Artinya, celebration yang kita adakan untuk Tuhan tidak hanya dibatasi oleh tembok-tembok gedung gereja! Bahkan celebration ini tidak dibatasi oleh keanggotaan gereja atau denominasi, atau bahkan ras dan spesies! Community yang di dalamnya kita berpartisipasi bukan sekedar komunitas orang percaya, tetapi juga seluruh makhluk di setiap titik alam semesta! Inilah community terbesar yang pernah ada. Tidak hanya itu, community terbesar ini memiliki tujuan yang paling ultimat, yakni Tuhan sendiri! Keseluruhan community ini mengarahkan attention secara penuh kepada Tuhan. Itulah sebabnya, kita yang diberi anugerah untuk berpartisipasi dalam ibadah setiap minggu pulang dengan sukacita yang meluap-luap, jauh melampaui para K-POPers yang pulang dari konser.
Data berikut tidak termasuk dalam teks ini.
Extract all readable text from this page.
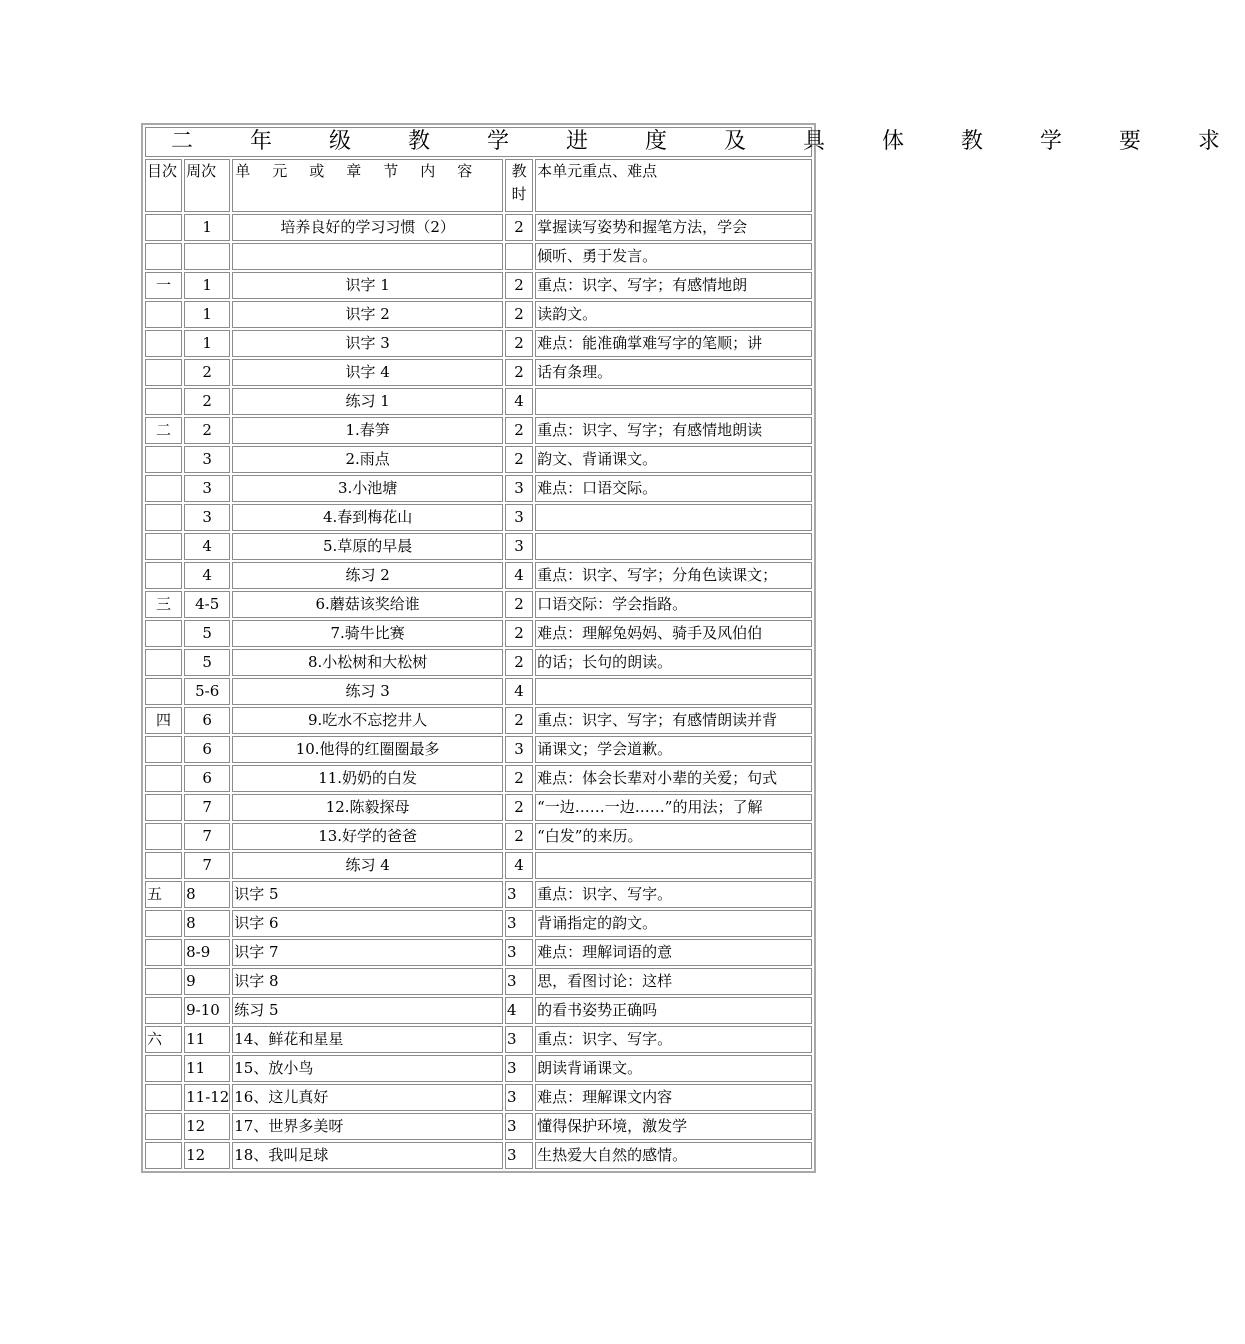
二 年 级 教 学 进 度 及 具 体 教 学 要 求				
目次	周次	单元或章节内容	教时	本单元重点、难点
	1	培养良好的学习习惯（2）	2	掌握读写姿势和握笔方法，学会
				倾听、勇于发言。
一	1	识字 1	2	重点：识字、写字；有感情地朗
	1	识字 2	2	读韵文。
	1	识字 3	2	难点：能准确掌难写字的笔顺；讲
	2	识字 4	2	话有条理。
	2	练习 1	4	
二	2	1.春笋	2	重点：识字、写字；有感情地朗读
	3	2.雨点	2	韵文、背诵课文。
	3	3.小池塘	3	难点：口语交际。
	3	4.春到梅花山	3	
	4	5.草原的早晨	3	
	4	练习 2	4	重点：识字、写字；分角色读课文；
三	4-5	6.蘑菇该奖给谁	2	口语交际：学会指路。
	5	7.骑牛比赛	2	难点：理解兔妈妈、骑手及风伯伯
	5	8.小松树和大松树	2	的话；长句的朗读。
	5-6	练习 3	4	
四	6	9.吃水不忘挖井人	2	重点：识字、写字；有感情朗读并背
	6	10.他得的红圈圈最多	3	诵课文；学会道歉。
	6	11.奶奶的白发	2	难点：体会长辈对小辈的关爱；句式
	7	12.陈毅探母	2	“一边……一边……”的用法；了解
	7	13.好学的爸爸	2	“白发”的来历。
	7	练习 4	4	
五	8	识字 5	3	重点：识字、写字。
	8	识字 6	3	背诵指定的韵文。
	8-9	识字 7	3	难点：理解词语的意
	9	识字 8	3	思，看图讨论：这样
	9-10	练习 5	4	的看书姿势正确吗
六	11	14、鲜花和星星	3	重点：识字、写字。
	11	15、放小鸟	3	朗读背诵课文。
	11-12	16、这儿真好	3	难点：理解课文内容
	12	17、世界多美呀	3	懂得保护环境，激发学
	12	18、我叫足球	3	生热爱大自然的感情。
Yah... Seharusnya itulah yang terjadi.
Kenyataannya, kita tidak pulang dari gereja dengan sukacita. Celebration yang kita adakan tidak terasa seperti celebration melainkan sebagai chore (kewajiban). Attention penuh yang seharusnya diberikan kepada Tuhan malah dibiarkan terdistraksi oleh hal-hal lain. Kita pulang tanpa sukacita.
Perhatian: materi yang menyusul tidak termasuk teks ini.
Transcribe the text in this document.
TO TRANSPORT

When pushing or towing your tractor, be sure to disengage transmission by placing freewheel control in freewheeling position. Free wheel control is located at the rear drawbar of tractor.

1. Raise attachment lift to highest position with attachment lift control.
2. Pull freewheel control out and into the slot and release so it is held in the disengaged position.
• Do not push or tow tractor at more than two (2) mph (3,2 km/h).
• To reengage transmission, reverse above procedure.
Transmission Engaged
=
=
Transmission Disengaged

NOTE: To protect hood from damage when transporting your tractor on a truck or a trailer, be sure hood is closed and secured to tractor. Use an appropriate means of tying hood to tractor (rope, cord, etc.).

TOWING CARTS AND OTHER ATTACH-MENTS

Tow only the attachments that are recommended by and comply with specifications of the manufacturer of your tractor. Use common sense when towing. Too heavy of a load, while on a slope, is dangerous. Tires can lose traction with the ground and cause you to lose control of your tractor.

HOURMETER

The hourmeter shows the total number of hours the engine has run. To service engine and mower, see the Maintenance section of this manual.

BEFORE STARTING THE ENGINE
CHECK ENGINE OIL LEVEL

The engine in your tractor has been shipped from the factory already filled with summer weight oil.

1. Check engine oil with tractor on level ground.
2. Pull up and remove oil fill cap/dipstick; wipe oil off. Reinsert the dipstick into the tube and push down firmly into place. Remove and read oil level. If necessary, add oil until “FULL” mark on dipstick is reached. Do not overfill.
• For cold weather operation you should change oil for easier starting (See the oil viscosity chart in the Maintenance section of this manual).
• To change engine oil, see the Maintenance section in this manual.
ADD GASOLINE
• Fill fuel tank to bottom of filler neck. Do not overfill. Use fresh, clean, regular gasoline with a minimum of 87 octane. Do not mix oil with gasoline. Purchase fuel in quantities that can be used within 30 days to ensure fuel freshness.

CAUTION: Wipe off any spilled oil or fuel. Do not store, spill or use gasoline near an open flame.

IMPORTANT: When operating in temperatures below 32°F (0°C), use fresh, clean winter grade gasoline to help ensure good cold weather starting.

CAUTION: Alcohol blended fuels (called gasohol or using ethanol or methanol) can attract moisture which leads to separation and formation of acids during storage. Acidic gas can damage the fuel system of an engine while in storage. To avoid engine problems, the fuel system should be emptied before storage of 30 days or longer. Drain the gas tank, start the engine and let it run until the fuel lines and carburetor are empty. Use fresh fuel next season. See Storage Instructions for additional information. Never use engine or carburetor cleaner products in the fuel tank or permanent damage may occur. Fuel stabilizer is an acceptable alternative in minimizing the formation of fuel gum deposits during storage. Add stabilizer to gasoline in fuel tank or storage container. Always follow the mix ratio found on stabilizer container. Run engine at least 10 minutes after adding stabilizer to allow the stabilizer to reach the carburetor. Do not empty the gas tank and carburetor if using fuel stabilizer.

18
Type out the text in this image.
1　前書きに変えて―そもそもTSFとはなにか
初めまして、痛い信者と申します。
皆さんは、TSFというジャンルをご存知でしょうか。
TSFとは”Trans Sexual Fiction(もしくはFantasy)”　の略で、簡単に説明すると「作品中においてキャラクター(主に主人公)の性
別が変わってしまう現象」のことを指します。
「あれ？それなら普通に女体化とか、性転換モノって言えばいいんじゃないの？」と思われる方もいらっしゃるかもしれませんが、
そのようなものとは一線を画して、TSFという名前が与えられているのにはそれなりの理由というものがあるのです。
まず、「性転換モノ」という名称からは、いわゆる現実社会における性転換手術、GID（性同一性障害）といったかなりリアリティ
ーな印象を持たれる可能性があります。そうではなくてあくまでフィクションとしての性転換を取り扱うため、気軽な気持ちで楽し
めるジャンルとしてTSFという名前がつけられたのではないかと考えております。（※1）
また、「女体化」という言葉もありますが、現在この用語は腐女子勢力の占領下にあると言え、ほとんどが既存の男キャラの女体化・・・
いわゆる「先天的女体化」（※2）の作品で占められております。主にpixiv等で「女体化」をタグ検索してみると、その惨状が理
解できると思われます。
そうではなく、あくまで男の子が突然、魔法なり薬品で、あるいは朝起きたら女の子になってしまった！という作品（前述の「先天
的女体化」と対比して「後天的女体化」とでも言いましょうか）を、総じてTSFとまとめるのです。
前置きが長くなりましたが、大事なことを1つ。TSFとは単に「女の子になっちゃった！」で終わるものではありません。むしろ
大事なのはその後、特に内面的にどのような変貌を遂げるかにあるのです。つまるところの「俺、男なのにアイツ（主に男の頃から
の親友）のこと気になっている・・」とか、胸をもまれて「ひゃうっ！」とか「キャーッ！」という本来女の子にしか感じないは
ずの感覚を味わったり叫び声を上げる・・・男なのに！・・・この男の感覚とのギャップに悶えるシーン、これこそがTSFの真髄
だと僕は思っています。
Seorang rekan hamba Tuhan menceritakan kepada saya bahwa suatu kali di tempat pelayanannya (bukan GII) setiap pertemuan remaja selalu diawali dengan games. Penasaran ia bertanya kepada hamba Tuhan remaja yang melayani di gereja tersebut. Jawabannya sangat menarik, “Kalau kita tidak mulai dengan games, anak-anak akan malas beribadah.” Hah? Bukankah seharusnya memuji Tuhan, mendengarkan Firman-Nya, dan merasakan hadirat-Nya memberikan sukacita lebih dari sekedar games?
Secara tidak langsung, pola pikir bahwa memberikan attention penuh kepada Tuhan adalah hal membosankan telah merasuk dalam gereja, baik dalam liturgi bahkan program-program. Akibatnya, attention secara sengaja berusaha dialihkan ke hal lain (misalnya games atau kegiatan-kegiatan lain) dengan dalih, “Ini kan untuk mengakrabkan satu sama lain”, “Ini akan untuk menjalin persekutuan,” dan sebagainya.
Sekali lagi, kalau ada perkumpulan orang yang sekedar senang-senang, bahkan meski dilakukan di dalam gedung gereja dan oleh anggota gereja, tetap saja mereka adalah crowd dan bukan community. Komunitas K-POPers saja lebih baik. Setidaknya mereka punya tujuan dan dapat memberikan attention pada objek yang sama. Jangan sampai orang sekuler lebih mahir membangun community daripada tubuh Kristus sendiri.
Tentu saja, bukan berarti tidak boleh ada games. Yang penting untuk diingat adalah, hal yang pada akhirnya memberikan sukacita di dalam celebration kita kepada Tuhan adalah Tuhan sendiri yang adalah tujuan kita, bukan games maupun hal-hal yang lain. *[DBO]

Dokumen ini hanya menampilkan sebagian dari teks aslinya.